If the amendment to end the reimbursement program makes it into the final state budget, the borough is looking at shouldering $5.2 million of additional debt payments for the 2019 fiscal year. That’s on top of the $2.5 million it’s already paying, using borough property taxes.

“If in fact funding for that whole program is cut, there’s not particularly a whole lot of options,” says Borough Mayor Dan Rohrer. “The Borough Assembly would need to decide what to do, but there’s not a tremendous amount of options in front of them, given that the borough’s general fund budget is $6.7 million. 5.2 is not something we can just cut out of our general fund.”

And that has Kodiak residents concerned about major property tax hikes. “You raised something like $14 million in property taxes last year. You’re not just going to raise property taxes, what, 38 percent to come up with another $5 million?” longtime Kodiak resident and former Assembly member Mel Stephens said at last week’s Assembly meeting. “It’s a big, big deal.”

Rohrer estimates that to cover the additional $5.2 million through property taxes alone, the borough would have to raise the rate four mills, or approximately 37 percent. On a $300,000 house that would translate to a $1200 tax hike. While the decision would ultimately be up to the assembly, it’s important to note that there is no set limit to the mill rate for taxes being collected for school bond debt.

While the state did commit to paying its share when each bond series was established, it’s actually not under any kind of legal obligation to continue doing so. And that’s something that was made clear to voters when they approved each series, says Rohrer.

Two years ago, he remembers, then-Governor Bill Walker opted to cut 25 percent from the pool of reimbursement money. “That year what we did was we basically worked really, really, really hard to cut borough budget and not change the property tax rate at all,” he said.

But with that exception, he says voters were generally willing to go along with the reimbursement program because the state had been consistently paying its share over the years. “You gotta remember, historically the program has been 100 percent funded with the exception of the one time from Governor Walker. So you know I think people relied really heavily on the past actions of the legislature to fund commitments they had made to the public.”
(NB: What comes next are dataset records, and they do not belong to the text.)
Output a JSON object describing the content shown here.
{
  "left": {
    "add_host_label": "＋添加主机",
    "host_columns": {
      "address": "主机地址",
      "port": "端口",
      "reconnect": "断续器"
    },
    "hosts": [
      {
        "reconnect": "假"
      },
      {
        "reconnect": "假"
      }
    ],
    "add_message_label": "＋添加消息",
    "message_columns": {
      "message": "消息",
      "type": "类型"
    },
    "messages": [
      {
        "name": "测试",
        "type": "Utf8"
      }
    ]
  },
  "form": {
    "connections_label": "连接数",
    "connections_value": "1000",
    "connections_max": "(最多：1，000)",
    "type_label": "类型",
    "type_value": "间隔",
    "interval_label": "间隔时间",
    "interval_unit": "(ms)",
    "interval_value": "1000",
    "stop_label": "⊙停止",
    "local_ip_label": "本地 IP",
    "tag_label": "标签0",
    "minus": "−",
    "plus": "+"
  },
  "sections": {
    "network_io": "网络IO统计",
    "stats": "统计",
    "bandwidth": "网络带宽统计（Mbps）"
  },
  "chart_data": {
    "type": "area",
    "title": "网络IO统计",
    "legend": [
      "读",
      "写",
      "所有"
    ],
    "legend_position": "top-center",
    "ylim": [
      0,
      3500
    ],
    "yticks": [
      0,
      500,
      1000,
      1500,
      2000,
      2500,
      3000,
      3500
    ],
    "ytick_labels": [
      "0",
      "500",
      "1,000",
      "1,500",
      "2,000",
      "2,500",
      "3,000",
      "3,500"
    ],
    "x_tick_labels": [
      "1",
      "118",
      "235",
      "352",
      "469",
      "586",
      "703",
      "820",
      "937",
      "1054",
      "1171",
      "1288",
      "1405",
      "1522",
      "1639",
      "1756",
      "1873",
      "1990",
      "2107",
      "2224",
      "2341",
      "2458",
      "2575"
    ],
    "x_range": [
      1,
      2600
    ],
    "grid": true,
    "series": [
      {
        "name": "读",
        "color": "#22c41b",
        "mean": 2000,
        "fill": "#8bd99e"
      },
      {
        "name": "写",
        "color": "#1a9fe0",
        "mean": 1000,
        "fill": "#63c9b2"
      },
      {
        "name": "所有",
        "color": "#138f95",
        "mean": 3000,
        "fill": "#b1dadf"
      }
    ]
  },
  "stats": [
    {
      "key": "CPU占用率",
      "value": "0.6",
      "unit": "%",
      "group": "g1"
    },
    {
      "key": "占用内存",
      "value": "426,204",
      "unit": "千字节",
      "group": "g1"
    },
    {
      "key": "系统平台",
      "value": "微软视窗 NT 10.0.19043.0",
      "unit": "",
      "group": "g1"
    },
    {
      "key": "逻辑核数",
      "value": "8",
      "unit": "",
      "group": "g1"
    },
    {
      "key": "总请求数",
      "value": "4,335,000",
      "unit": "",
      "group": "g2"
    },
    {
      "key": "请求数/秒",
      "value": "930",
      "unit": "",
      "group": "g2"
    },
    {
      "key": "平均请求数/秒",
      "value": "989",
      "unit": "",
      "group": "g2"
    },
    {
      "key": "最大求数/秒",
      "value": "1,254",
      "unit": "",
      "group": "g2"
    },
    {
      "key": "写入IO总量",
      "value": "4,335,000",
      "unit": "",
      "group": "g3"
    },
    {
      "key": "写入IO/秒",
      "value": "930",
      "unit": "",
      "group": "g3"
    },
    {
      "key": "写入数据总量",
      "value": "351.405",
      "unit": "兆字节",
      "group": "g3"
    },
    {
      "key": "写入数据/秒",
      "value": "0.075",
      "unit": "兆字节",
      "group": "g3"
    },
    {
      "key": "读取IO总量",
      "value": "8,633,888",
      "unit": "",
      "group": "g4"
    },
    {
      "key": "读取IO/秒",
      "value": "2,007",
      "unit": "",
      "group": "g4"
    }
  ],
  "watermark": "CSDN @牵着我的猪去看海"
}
Assembly members at last week’s regular meeting expressed their deep concern at the prospect of paying off school bond debts without help from the state. In her comments, Assemblymember Julie Kavanaugh said she was concerned from the start that projects like the new high school weren’t guaranteed state funding.

“Unfortunately that’s come true, now we’re faced with the reality of people thinking that money was gonna be there no matter what, that it was promised to us,” Kavanaugh said. “But it was only promised for a short period of time.”

Borough Mayor Rohrer says both he and city mayor Pat Branson are willing to go to Juneau to argue their case for continuing the reimbursement program. With or without it, he adds, the borough’s school bond debt is scheduled to be paid off by 2036.